I laughed politely as I continued to mix together our spell.

"Midnight snack, huh?" she asked looking over the contents. "What you guys making?"

"Nothing special. Just cookies," I tried to explain, but before we could stop her, Lonnie reached her finger into the mix and popped some into her mouth.

As she glanced over our concerned expressions she chuckled. "What? I'm not going to double dip."

Evie knit her eyebrows together. "Feel... anything?"
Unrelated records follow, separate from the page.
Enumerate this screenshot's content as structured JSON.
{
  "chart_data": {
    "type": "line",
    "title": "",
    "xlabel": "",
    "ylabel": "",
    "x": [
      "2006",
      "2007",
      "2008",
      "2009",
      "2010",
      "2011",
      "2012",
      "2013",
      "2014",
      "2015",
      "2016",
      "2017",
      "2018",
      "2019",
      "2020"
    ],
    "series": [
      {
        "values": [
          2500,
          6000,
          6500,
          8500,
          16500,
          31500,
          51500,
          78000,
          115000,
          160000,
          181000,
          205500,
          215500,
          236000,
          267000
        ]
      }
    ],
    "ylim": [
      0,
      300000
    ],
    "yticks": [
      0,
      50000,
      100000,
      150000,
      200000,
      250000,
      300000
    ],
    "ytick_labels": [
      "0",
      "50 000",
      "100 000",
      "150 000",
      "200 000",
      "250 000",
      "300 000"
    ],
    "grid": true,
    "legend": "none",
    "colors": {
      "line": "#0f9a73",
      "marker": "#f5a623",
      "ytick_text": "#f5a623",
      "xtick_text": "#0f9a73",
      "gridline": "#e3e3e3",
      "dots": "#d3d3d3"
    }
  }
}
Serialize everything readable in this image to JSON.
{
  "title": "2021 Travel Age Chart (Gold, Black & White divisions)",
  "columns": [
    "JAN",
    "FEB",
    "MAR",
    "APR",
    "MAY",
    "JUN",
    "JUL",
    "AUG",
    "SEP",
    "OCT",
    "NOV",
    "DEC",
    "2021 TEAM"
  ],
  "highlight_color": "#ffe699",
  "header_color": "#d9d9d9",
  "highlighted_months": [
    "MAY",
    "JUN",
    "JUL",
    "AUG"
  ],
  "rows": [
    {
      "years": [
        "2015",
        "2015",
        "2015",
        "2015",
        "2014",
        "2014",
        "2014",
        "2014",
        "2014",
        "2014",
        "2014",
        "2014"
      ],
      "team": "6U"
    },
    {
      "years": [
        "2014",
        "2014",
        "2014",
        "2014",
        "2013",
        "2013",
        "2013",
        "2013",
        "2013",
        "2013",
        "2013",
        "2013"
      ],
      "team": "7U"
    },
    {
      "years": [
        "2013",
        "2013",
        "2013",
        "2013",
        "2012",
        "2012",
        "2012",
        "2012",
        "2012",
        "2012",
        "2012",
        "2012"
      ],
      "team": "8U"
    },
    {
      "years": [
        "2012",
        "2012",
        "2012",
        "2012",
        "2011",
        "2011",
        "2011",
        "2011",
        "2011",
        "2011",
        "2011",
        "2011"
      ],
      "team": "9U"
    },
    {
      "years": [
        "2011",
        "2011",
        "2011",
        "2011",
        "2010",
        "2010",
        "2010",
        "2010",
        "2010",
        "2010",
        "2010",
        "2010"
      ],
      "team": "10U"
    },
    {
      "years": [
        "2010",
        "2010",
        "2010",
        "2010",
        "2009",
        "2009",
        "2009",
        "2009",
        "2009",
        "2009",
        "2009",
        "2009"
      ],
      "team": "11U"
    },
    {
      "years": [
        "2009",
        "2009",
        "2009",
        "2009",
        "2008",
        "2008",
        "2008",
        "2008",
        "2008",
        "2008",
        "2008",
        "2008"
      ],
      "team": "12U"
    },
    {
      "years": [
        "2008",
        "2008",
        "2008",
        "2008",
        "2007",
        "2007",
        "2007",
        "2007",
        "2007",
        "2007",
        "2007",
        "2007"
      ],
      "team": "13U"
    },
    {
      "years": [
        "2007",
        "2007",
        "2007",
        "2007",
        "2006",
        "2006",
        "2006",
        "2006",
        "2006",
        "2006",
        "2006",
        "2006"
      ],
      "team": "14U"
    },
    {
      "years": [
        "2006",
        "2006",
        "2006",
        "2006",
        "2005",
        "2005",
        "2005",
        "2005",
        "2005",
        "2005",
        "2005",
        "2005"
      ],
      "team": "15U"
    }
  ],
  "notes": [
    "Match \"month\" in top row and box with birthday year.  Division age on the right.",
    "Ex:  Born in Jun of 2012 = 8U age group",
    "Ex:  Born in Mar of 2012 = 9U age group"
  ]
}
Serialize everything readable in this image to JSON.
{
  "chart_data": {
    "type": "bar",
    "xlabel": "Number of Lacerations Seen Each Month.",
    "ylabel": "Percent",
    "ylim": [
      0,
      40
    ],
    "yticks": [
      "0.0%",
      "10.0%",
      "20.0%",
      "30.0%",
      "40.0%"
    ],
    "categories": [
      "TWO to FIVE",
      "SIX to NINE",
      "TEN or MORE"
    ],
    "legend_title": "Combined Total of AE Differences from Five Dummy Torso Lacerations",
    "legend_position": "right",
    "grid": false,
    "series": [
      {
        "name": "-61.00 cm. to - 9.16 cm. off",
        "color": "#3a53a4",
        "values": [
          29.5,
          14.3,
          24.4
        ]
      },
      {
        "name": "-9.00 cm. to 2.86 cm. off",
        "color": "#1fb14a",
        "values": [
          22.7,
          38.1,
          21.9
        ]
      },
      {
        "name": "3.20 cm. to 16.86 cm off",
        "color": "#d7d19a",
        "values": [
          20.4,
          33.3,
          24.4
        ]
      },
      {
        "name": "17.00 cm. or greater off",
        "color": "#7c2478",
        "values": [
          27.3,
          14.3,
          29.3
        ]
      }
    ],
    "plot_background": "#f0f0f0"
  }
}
"Like it might be missing something?" I covered.

Jay was quickly beside us, leaning toward Lonnie. "Hey there," he flirted.

We all held our breath to catch onto Lonnie's reaction, but we got nothing but a blank stare.

"Could use some chips," she finally replied, walking towards a cabinet in the back of the room.

I let out a sigh as Jay slowly sat down once more next to Carlos. "And those are?"

"Chocolate chips," she said. "Just the most important food group."

She dropped a bowl of what I had to assume was the chocolate chips in front of me.

"Wait, didn't your mom ever make you guys chocolate chip cookies?" She grabbed a handful and added them to the mix.

I looked up at her, unsure what to do.

She looked between all of our confused expressions and started again.

"Like, when you're feeling sad? And they're fresh from the oven with a big ol' glass of milk and she just makes you laugh and put everything into perspective and..."

My eye began to twitch as she explained. She spoke to us like this was some sort of universal experience, but what she was describing was too specific. She was remembering something.

And god did that hurt. We didn't even have chocolate chips on the Isle, why on earth would she expect us to know this experience she was describing? I thought back to earlier that day, when Jane came to talk to her mom and how it made my chest ache to see them together.

"Why are you all looking at me like that?" Lonnie interrupted my thoughts and I quickly pulled myself together.

"It's just different where we're from," I snapped, mixing in the new ingredient.